How to approximate $1.05^{50}$ by hand

Question

Is there some type of Taylor expansion or something which I could use to approximate quickly what for example $1.05^{50}$ is? or put bounds on that number? It's really annoying because I can't even guess what it would be because it's so close to 1. This calculation is from compound interest. Thanks!

Answer 1

The answer is not so close to $1$.

$1.05^{20}$ is approximately $e=\lim\limits_{n\to\infty}\left(1+\dfrac1n\right)^n$.

$1.05^{50}$ is approximately $e^{2.5}$, which is $\sqrt{e^2e^3}$.

$e\approx2.7$, so $e^2\approx 7.29\approx7$.

It helps to remember that $e^3\approx 20$.

Therefore, the answer is $\approx\sqrt{7\times20}=\sqrt{140}\approx12. $

My calculator says $11.467…$.

Answer 2

$\lim_\limits{n\to \infty} (1+\frac {1}{n})^n = e$

$(1+\frac {1}{n})^n < e$ for finite $n$ so this will give us an upper bound.

Let $n = 20$

$(1+\frac {1}{20})^{20} \approx e$

$1.05^{50} \approx e^{2.5}$

Now we could use the Taylor series for $e^x$ or do some more back-of-the-envelope calculations.

$e^{2.3} \approx 10$

$1.05^{50} \approx 10\cdot e^{0.2}$

And now use the Taylor series. $10(1+0.2 + \frac {0.04}{2} + \frac {0.008}{6})$

$12.2213$

Which compares to the $11.467$ I get on my calculator.

Can we do better?

$(1.05)^{50}$ is the future value of a dollar invested at $5\%$ for 50 years.

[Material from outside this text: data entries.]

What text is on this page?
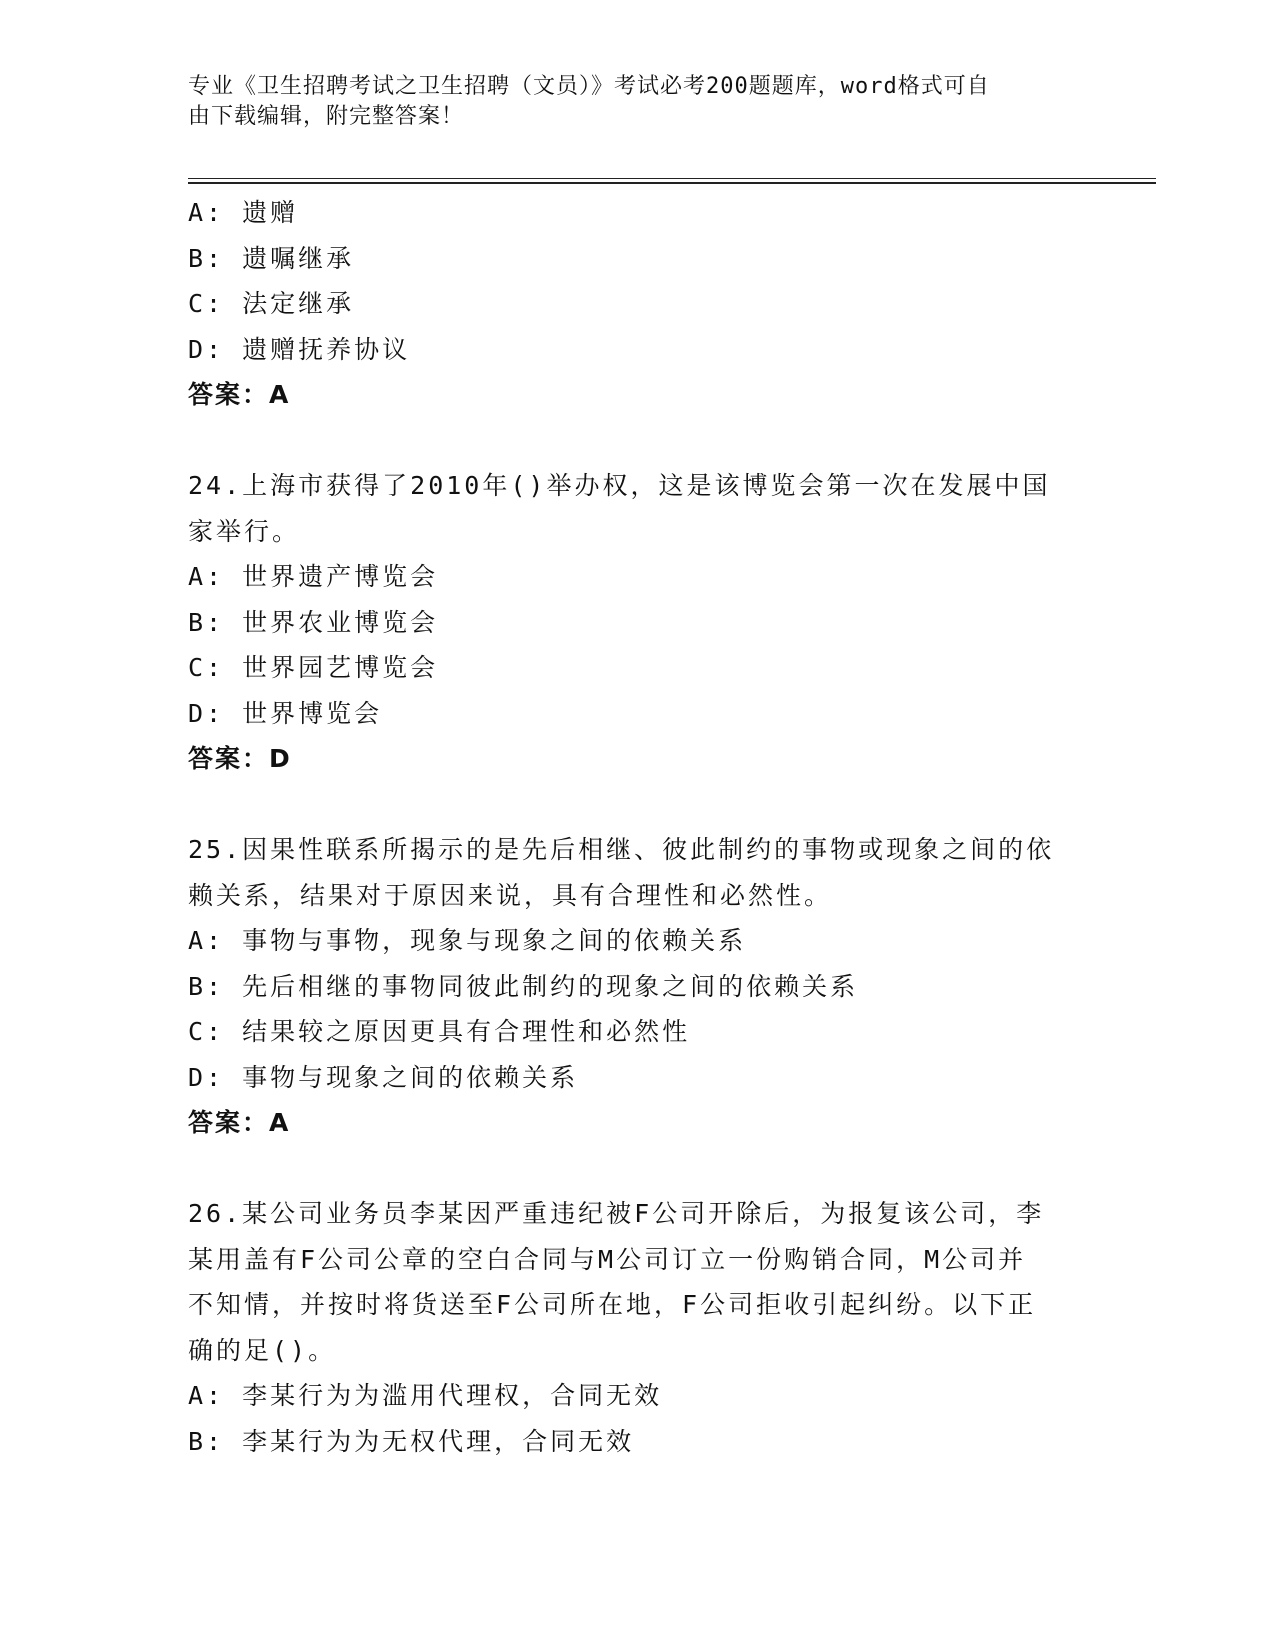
专业《卫生招聘考试之卫生招聘（文员）》考试必考200题题库，word格式可自
由下载编辑，附完整答案！
A: 遗赠
B: 遗嘱继承
C: 法定继承
D: 遗赠抚养协议
答案：A
24.上海市获得了2010年()举办权，这是该博览会第一次在发展中国
家举行。
A: 世界遗产博览会
B: 世界农业博览会
C: 世界园艺博览会
D: 世界博览会
答案：D
25.因果性联系所揭示的是先后相继、彼此制约的事物或现象之间的依
赖关系，结果对于原因来说，具有合理性和必然性。
A: 事物与事物，现象与现象之间的依赖关系
B: 先后相继的事物同彼此制约的现象之间的依赖关系
C: 结果较之原因更具有合理性和必然性
D: 事物与现象之间的依赖关系
答案：A
26.某公司业务员李某因严重违纪被F公司开除后，为报复该公司，李
某用盖有F公司公章的空白合同与M公司订立一份购销合同，M公司并
不知情，并按时将货送至F公司所在地，F公司拒收引起纠纷。以下正
确的足()。
A: 李某行为为滥用代理权，合同无效
B: 李某行为为无权代理，合同无效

By the rule of $72$ we should expect our investment to double every 14.4 years.

$\frac {50}{14.4} = 3.47$

$2^{\frac {50}{144}} \approx 2^{3.5} = 8\sqrt 2 \approx 8(\frac {17}{12}) = \frac {34}{3} = 11.33$

Finally were do we get with the binomial theorem?

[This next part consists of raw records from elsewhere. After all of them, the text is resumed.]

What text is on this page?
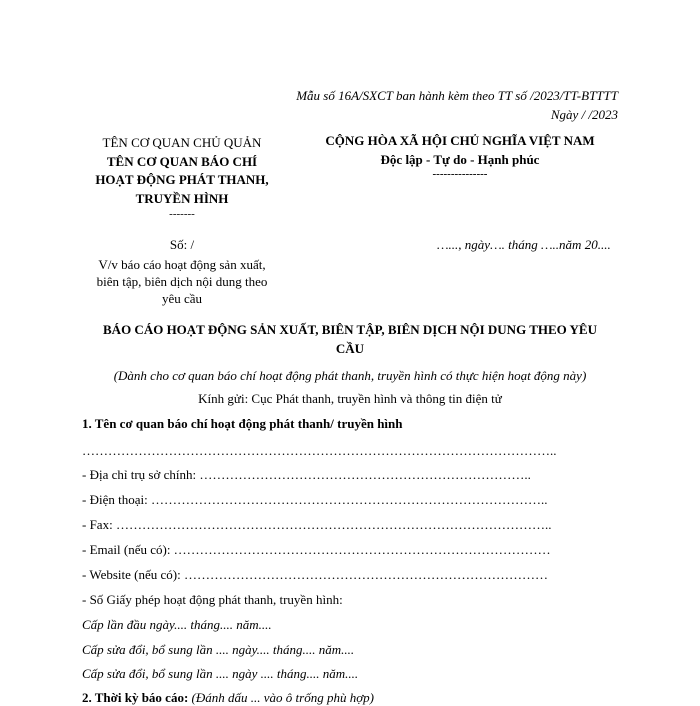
Mẫu số 16A/SXCT ban hành kèm theo TT số /2023/TT-BTTTT
Ngày / /2023
TÊN CƠ QUAN CHỦ QUẢN
TÊN CƠ QUAN BÁO CHÍ
HOẠT ĐỘNG PHÁT THANH,
TRUYỀN HÌNH
-------
CỘNG HÒA XÃ HỘI CHỦ NGHĨA VIỆT NAM
Độc lập - Tự do - Hạnh phúc
---------------
Số: /
V/v báo cáo hoạt động sản xuất,
biên tập, biên dịch nội dung theo
yêu cầu
…..., ngày…. tháng …..năm 20....
BÁO CÁO HOẠT ĐỘNG SẢN XUẤT, BIÊN TẬP, BIÊN DỊCH NỘI DUNG THEO YÊU
CẦU
(Dành cho cơ quan báo chí hoạt động phát thanh, truyền hình có thực hiện hoạt động này)
Kính gửi: Cục Phát thanh, truyền hình và thông tin điện tử
1. Tên cơ quan báo chí hoạt động phát thanh/ truyền hình
………………………………………………………………………………………………..
- Địa chỉ trụ sở chính: …………………………………………………………………..
- Điện thoại: ………………………………………………………………………………..
- Fax: ………………………………………………………………………………………..
- Email (nếu có): ……………………………………………………………………………
- Website (nếu có): …………………………………………………………………………
- Số Giấy phép hoạt động phát thanh, truyền hình:
Cấp lần đầu ngày.... tháng.... năm....
Cấp sửa đổi, bổ sung lần .... ngày.... tháng.... năm....
Cấp sửa đổi, bổ sung lần .... ngày .... tháng.... năm....
2. Thời kỳ báo cáo: (Đánh dấu ... vào ô trống phù hợp)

$(1 + 0.05)^{50} = 1 + \frac {50}{20} + \frac {50\cdot 49}{800} + \frac {50\cdot 49\cdot 48}{48000} + \cdots$

Let's make this simplification:

$(1 + 0.05)^{50} < 1 + \frac {50}{20} + (\frac 12)(\frac {5}{2})^2 + \frac 16(\frac 52)^3 + \frac 1{4!}(\frac 52)^4 + \cdots$

$1 + 2.5 + 3.125 + 1.3+ \cdots$ this is starting to converge, but seems to be the most work.

Answer 3

Here's bit more complicated approach if you want to improve the result. We have $$(1+x)^a = e^{a\log(1+x)}$$ The Taylor series of $\log(1+x)$ is: $$\log(1+x) = x - \frac{x^2}{2} + \frac{x^3}{3} -...$$ For our purpose, the second order is enough, then $$(1.05)^{50}\approx e^{50(0.05-0.05^2/2)}=e^{2.4375}$$ We know that $e^{2.3}\approx 10$, therefore $$e^{2.4375}=10\cdot e^{0.1375} \approx 10(1 + 0.1375+\frac{0.1375^2}{2})\approx11.47$$ Which is quite close to the answer $11.467...$

Answer 4

The rule of 70 says that an investment with an interest rate of $p$% takes about $70/p$ years to double. In this case an investment at APR 5% takes 70/5 = 14 years to double. 14 * 3.5 = 49, so after 50 years, it will have doubled a little bit more than 3.5 times, so the answer is a bit more than $2^{3.5} = (2^3)(2^.5) = 8 * \sqrt{2} \approx 8 * 1.4 = 8 + 3.2 = 11.2$.

Answer 5

At you mention compound interest, the rule of $72$ says the doubling time at $5\%$ interest is about $14$ years, so $50$ years is about $3 \frac 12$ doublings. The $3$ gives you a factor $8$ and the half gives a factor $\sqrt 2$, so the expression is about $8 \sqrt 2 \approx 8 \cdot 1.4 = 11.2$ This is rather close.

Answer 6

You can use the binomial theorem to give an approximation:

$(1.05)^{50}=(1+\frac{1}{20})^{50}\approx 1^{50}+50\times 1^{49}\times \frac{1}{20}+\ 1225\times 1^{48}\times(\frac{1}{20})^{2}...$

With the size of the numbers involved, this very quickly becomes an inefficient method though.